Brand new toilet block

The walk down to the falls was down a steep track, and I counted 105 steps.  Of course it was much easier going down than clambering back up.  We all walked at our own pace and the walking poles made us feel a little more secure.


Down the track

Waihi Falls were a sight to behold, roaring with sound as the water thundered 25m over the edge, sending light spray around to land on our faces.  Such a magnificent sight, so doubt the recent rain fall had made the flow even stronger than usual.



At beautiful Waihi Falls

Cameras were clicking as everyone posed for their selfies in front of the falls.  Then we all arranged ourselves for a group photo.


Geoff, two Helens in a row, Owen, Maureen, Jenny, Robin, Flo and John

Puffing and panting we made it back up the steps, and it was time for lunch.  There was a wooden shelter available with two large picnic tables and seats, but the wind was whistling right through.  Luckily there was a nice sheltered spot at the top of the walkway so we settled down there with our folding chairs and picnic lunches.  It was a lovely spot, sheltered by native trees, and we could hear the sounds of frogs croaking in the pond down the hill a little way.  So peaceful as we sat and chatted, eating our sandwhiches and making a hot drinks from our handy thermoses.

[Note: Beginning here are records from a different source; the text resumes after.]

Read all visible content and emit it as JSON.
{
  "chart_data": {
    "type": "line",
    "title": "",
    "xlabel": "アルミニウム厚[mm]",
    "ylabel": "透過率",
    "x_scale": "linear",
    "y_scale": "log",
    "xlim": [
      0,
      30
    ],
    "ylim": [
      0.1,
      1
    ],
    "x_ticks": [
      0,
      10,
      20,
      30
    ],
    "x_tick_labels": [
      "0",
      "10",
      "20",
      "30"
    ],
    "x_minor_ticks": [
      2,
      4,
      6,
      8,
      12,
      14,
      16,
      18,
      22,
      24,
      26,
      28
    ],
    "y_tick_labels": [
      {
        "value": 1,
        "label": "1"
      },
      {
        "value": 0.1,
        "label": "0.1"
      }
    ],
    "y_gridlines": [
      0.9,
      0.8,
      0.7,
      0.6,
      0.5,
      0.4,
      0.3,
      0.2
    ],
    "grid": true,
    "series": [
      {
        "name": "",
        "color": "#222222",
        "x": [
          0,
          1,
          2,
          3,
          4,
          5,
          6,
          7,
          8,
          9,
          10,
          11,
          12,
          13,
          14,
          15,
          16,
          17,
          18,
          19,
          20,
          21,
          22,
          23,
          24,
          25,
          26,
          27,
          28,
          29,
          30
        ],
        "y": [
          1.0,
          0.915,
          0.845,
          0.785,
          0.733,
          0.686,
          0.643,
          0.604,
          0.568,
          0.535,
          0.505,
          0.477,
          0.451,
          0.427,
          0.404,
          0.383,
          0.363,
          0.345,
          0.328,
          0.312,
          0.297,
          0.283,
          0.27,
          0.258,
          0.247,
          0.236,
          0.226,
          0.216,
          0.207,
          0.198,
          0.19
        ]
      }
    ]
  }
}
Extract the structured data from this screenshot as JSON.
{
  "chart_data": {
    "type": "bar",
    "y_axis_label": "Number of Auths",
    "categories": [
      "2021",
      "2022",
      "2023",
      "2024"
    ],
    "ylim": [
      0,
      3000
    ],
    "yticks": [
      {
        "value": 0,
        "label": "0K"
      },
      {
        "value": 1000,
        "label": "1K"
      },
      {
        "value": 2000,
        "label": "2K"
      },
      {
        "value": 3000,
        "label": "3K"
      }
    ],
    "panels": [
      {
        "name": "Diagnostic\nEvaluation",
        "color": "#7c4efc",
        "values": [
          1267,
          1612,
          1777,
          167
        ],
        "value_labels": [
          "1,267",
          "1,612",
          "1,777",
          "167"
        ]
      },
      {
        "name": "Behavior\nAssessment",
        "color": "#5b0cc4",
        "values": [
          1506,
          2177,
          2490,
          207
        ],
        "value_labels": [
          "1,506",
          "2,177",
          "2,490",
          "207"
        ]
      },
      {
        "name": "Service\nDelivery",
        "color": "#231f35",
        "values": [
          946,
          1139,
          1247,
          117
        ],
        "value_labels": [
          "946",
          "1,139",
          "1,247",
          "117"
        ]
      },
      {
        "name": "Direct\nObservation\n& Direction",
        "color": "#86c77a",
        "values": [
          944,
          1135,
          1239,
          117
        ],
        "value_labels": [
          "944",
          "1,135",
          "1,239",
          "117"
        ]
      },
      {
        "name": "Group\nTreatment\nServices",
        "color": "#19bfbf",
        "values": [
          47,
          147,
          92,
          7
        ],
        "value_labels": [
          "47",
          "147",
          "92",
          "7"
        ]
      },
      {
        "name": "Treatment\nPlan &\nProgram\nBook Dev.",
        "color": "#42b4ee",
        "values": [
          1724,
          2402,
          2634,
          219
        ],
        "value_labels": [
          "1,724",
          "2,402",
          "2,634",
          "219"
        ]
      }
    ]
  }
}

We took a different road heading back to camp, in fact it wasn't the road Robin intended to take at all, but we got there in the end.  We commented on the huge amount of pine trees all over the hills, new plantings, some half grown and pine forests maturing.  I'm always interested in rock formations as we drive along too, these looked interesting.


Rocks protruding from the hills

Finally back in Pongaroa, we stopped at the cafe/store for an ice-cream.  After our mammoth drive up and down all those hills, we felt we deserved an ice-cream to finish off our outing.